In contrast, only 4% of students in Netherlands and 7% of students in Finland, France and Switzerland are not satisfied with life. The average for the OECD is 12%.

The OECD data also show that students in several East Asian countries spend a large fraction of their waking hours in school lessons and studying outside of school. For example, 41% of students in the four mainland Chinese cities spend at least 60 hours a week at school and doing homework, extra lessons or private study outside school. In Singapore, 25% spend at least 60 hours a week studying while in Korea it is 23% and 18% in Hong Kong. While high percentages of students in many other countries also spend such long hours in study, the average across OECD countries is only 13%. In Australia, only 9% of students spend at least 60 hours a week studying and it is only 4% in Finland and Germany.

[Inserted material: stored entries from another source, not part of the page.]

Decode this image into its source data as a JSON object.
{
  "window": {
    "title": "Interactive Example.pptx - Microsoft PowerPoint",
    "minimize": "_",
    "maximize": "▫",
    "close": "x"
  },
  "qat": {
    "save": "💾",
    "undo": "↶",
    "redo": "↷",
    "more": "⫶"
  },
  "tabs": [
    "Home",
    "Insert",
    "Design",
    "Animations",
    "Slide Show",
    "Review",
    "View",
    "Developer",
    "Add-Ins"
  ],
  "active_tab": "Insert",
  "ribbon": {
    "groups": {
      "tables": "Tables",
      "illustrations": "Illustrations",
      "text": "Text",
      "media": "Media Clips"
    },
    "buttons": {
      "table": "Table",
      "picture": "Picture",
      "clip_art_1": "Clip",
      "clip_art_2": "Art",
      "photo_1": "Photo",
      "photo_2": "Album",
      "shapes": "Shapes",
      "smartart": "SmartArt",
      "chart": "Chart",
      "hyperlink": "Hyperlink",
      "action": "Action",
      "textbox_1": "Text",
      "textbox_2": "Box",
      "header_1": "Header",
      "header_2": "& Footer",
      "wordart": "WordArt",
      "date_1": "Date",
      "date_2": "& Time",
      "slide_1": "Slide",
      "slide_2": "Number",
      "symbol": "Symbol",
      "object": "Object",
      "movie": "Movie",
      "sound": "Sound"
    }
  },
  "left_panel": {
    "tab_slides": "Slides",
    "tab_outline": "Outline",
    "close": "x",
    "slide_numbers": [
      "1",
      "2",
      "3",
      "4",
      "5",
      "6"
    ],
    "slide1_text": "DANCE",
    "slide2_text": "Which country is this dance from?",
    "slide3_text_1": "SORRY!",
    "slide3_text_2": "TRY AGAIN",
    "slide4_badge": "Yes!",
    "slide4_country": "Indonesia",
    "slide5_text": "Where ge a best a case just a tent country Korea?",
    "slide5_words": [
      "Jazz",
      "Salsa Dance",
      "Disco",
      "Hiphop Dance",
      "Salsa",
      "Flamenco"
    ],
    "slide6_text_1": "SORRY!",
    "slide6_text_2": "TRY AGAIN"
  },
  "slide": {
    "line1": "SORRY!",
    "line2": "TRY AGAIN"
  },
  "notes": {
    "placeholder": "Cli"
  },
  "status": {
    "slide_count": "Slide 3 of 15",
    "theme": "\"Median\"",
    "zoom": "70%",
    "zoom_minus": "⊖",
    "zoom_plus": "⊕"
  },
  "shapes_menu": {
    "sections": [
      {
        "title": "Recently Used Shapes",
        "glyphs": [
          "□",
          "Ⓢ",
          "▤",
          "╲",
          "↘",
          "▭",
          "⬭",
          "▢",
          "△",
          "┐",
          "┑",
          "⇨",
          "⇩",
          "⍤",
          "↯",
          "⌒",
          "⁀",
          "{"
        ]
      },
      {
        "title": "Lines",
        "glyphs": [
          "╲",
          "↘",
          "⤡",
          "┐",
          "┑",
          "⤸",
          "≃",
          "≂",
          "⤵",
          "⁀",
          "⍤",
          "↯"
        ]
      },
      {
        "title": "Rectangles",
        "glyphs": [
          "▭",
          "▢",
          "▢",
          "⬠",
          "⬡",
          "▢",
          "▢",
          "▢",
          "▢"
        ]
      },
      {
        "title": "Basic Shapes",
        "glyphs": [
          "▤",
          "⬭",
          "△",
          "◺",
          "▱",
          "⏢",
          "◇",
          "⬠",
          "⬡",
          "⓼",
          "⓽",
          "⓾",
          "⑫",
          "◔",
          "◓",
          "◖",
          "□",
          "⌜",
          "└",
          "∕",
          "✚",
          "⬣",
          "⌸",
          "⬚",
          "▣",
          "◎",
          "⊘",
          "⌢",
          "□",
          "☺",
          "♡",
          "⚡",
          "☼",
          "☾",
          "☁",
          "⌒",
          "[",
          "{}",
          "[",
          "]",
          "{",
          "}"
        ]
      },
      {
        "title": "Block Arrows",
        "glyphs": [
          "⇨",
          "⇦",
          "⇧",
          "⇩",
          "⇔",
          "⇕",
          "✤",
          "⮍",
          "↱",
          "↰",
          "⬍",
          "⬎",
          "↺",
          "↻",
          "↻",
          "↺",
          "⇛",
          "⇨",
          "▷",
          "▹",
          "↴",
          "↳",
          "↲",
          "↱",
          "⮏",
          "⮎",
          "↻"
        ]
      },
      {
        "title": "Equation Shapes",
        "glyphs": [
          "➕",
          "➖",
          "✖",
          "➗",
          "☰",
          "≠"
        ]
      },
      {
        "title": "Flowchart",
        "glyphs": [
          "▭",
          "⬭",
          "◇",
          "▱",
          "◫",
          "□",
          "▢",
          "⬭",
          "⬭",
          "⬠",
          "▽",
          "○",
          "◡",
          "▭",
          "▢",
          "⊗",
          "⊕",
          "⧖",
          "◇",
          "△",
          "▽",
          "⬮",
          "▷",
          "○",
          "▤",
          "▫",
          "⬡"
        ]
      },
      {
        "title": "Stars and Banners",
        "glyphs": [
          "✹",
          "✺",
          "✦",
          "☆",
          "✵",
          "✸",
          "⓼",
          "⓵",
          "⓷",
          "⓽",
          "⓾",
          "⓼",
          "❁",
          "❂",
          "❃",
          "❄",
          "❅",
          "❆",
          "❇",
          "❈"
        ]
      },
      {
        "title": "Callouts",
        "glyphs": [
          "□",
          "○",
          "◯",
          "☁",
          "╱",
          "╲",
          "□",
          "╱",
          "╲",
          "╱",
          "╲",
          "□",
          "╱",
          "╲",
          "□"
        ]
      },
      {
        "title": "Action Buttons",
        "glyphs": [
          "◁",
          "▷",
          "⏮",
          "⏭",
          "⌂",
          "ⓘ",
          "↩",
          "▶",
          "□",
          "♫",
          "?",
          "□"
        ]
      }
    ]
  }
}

The OECD report raised concerns that the long hours of study by students mean less time on leisure time out of school and can come at the expense of quality of life.

One cost is that in many countries where students spend a lot of hours studying is that they spend little or no time in physical activity. The PISA data show that high percentages of students in the high performing East Asian countries do not engage in any significant physical activity during the week. Japan has the highest percentage of students who do no physical activity during the week in the world at 18% while 14% of Korean students don’t do any physical activity during the week. This compares with 6% in Australia and across the OECD. Eleven per cent of students in Hong Kong and Macao don’t do any physical activity during the week while 9% in Singapore and 8% in Taiwan don’t.

Lack of engagement in physical activity has significant implications for health and well-being.

"High education success has its costs and Australia must be careful to avoid taking the East Asian route. The challenge is to combine good learning outcomes for all students, irrespective of family background, with highly satisfied, healthy students. Education policy should have regard to the physical, psychological and social needs of students as well as academic success. Parents should recognise that academic success is not all-encompassing and have equal regard to their children’s happiness and well-being," commented Trevor Cobbold, National Convenor for Save Our Schools.